特徴: これはサイトを作るシステムそのものではなく、エンジニアがコードを書く時に「めちゃくちゃ速く動作確認ができる環境」のことです。開発スピードは爆上がりしますが、完成したサイト自体の表示速度は、組み合わせるフレームワーク(Reactなど)に依存します。
③ Astro(アストロ)
得意なこと: 「表示速度」に全振りした技術。
特徴: 企業のホームページやオウンドメディアなど、「コンテンツを読ませるサイト」に特化しています。最大の強みは、「重いプログラムを極限まで削ぎ落とし、ただの軽いHTMLとしてあらかじめ用意しておく」という点です。

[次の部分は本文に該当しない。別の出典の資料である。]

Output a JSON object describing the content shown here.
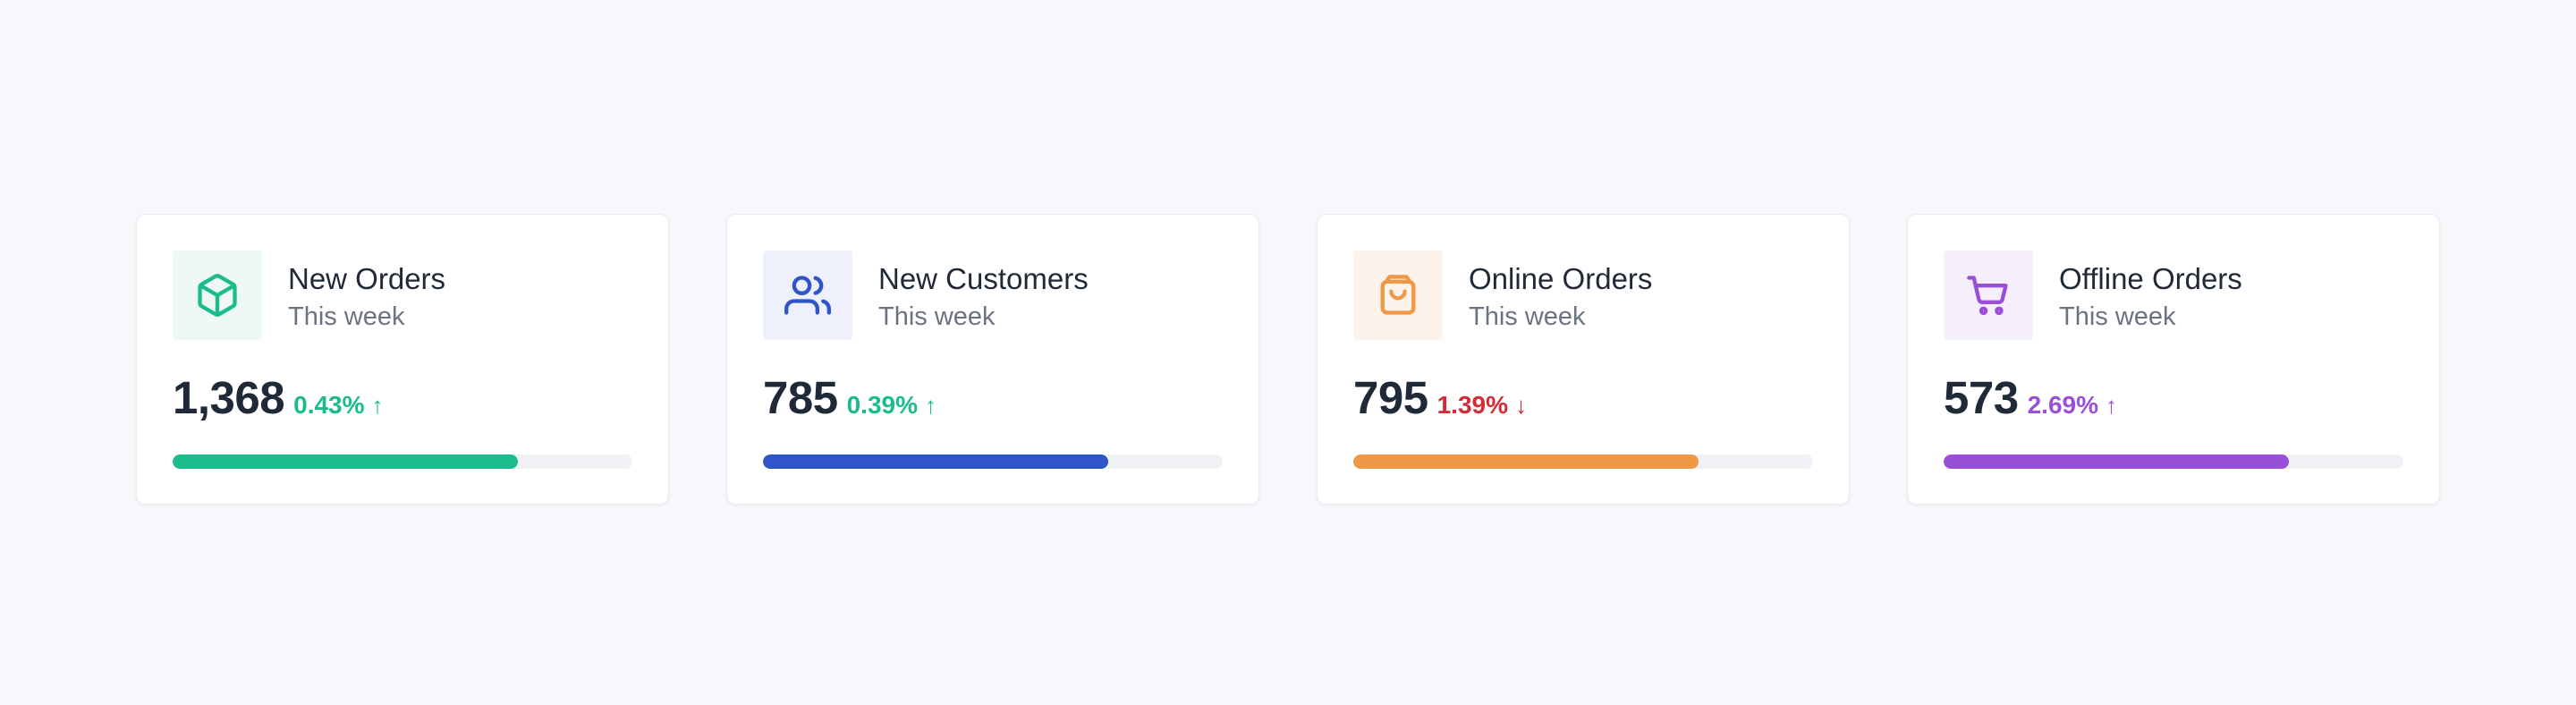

アクセスされた瞬間に「すでにある完成品」をサッと出すだけなので、高いサーバーを使わなくても初速から爆速で表示されます。さらに、WordPressのように裏側にデータベース(ログイン画面など)が直結していないため、ハッカーに狙われるリスクが極めて低く、メンテナンスをほとんどしなくて良いのが経営者にとって大きなメリットです。
まとめ:あなたのビジネスに必要な土台はどれか?
綺麗なデザインを作ることはもちろん大切ですが、その土台選びを間違えてお客様にストレスを与えてしまっては本末転倒です。
・とりあえず早く形にしたいなら「ノーコード」
・重くても、機能拡張と普及率を取るなら「WordPress(+高性能サーバー)」
・維持費とハッキングリスクを抑えたいなら「Astro」
このように、Web技術にはそれぞれ明確な役割と得意分野があります。「ホームページの表示速度」は、自己満足ではなく、売上と信用を守るための経営課題です。 これからホームページの制作やリニューアルを検討される際は、自社のビジネスモデルに合った「裏側の技術」にも、ぜひ目を向けてみてください。